Fg-index: towards verification-free query processing on graph databases

  • Authors:
  • James Cheng;Yiping Ke;Wilfred Ng;An Lu

  • Affiliations:
  • Hong Kong University of Science and Technology, Hong Kong, Hong Kong;Hong Kong University of Science and Technology, Hong Kong, Hong Kong;Hong Kong University of Science and Technology, Hong Kong, Hong Kong;Hong Kong University of Science and Technology, Hong Kong, Hong Kong

  • Venue:
  • Proceedings of the 2007 ACM SIGMOD international conference on Management of data
  • Year:
  • 2007

Quantified Score

Hi-index 0.00

Visualization

Abstract

Graphs are prevalently used to model the relationships between objects in various domains. With the increasing usage of graph databases, it has become more and more demanding to efficiently process graph queries. Querying graph databases is costly since it involves subgraph isomorphism testing, which is an NP-complete problem.
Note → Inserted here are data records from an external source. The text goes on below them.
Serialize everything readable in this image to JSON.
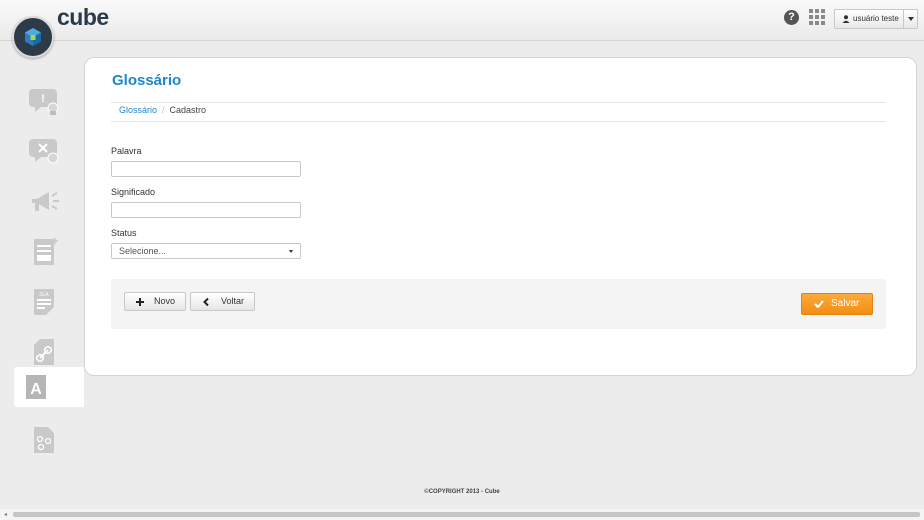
{
  "app": {
    "name": "cube"
  },
  "header": {
    "help_label": "?",
    "user_label": "usuário teste"
  },
  "page": {
    "title": "Glossário",
    "breadcrumb": {
      "root": "Glossário",
      "separator": "/",
      "current": "Cadastro"
    }
  },
  "form": {
    "palavra": {
      "label": "Palavra",
      "value": ""
    },
    "significado": {
      "label": "Significado",
      "value": ""
    },
    "status": {
      "label": "Status",
      "selected": "Selecione..."
    }
  },
  "actions": {
    "novo_label": "Novo",
    "voltar_label": "Voltar",
    "salvar_label": "Salvar"
  },
  "footer": {
    "text": "©COPYRIGHT 2013 - Cube"
  },
  "sidebar": {
    "icons": [
      "support-ticket-icon",
      "ticket-cancel-icon",
      "megaphone-icon",
      "form-document-icon",
      "sla-document-icon",
      "link-document-icon",
      "glossary-icon",
      "workflow-document-icon"
    ]
  },
  "colors": {
    "accent": "#1f87c9",
    "save": "#f39a20",
    "sidebar_icon": "#c9c9c9"
  }
}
In recent years, some effective graph indexes have been proposed to first obtain a candidate answer set by filtering part of the false results and then perform verification on each candidate by checking subgraph isomorphism. Query performance is improved since the number of subgraph isomorphism tests is reduced. However, candidate verification is still inevitable, which can be expensive when the size of the candidate answer set is large. In this paper, we propose a novel indexing technique that constructs a nested inverted-index, called FG-index, based on the set of Frequent subGraphs (FGs). Given a graph query that is an FG in the database, FG-index returns the exact set of query answers without performing candidate verification. When the query is an infrequent graph, FG-index produces a candidate answer set which is close to the exact answer set. Since an infrequent graph means the graph occurs in only a small number of graphs in the database, the number of subgraph isomorphism tests is small. To ensure that the index fits into the main memory, we propose a new notion of δ-Tolerance Closed Frequent Graphs (δ-TCFGs), which allows us to flexibly tune the size of the index in a parameterized way. Our extensive experiments verify that query processing using FG-index is orders of magnitude more efficient than using the state-of-the-art graph index.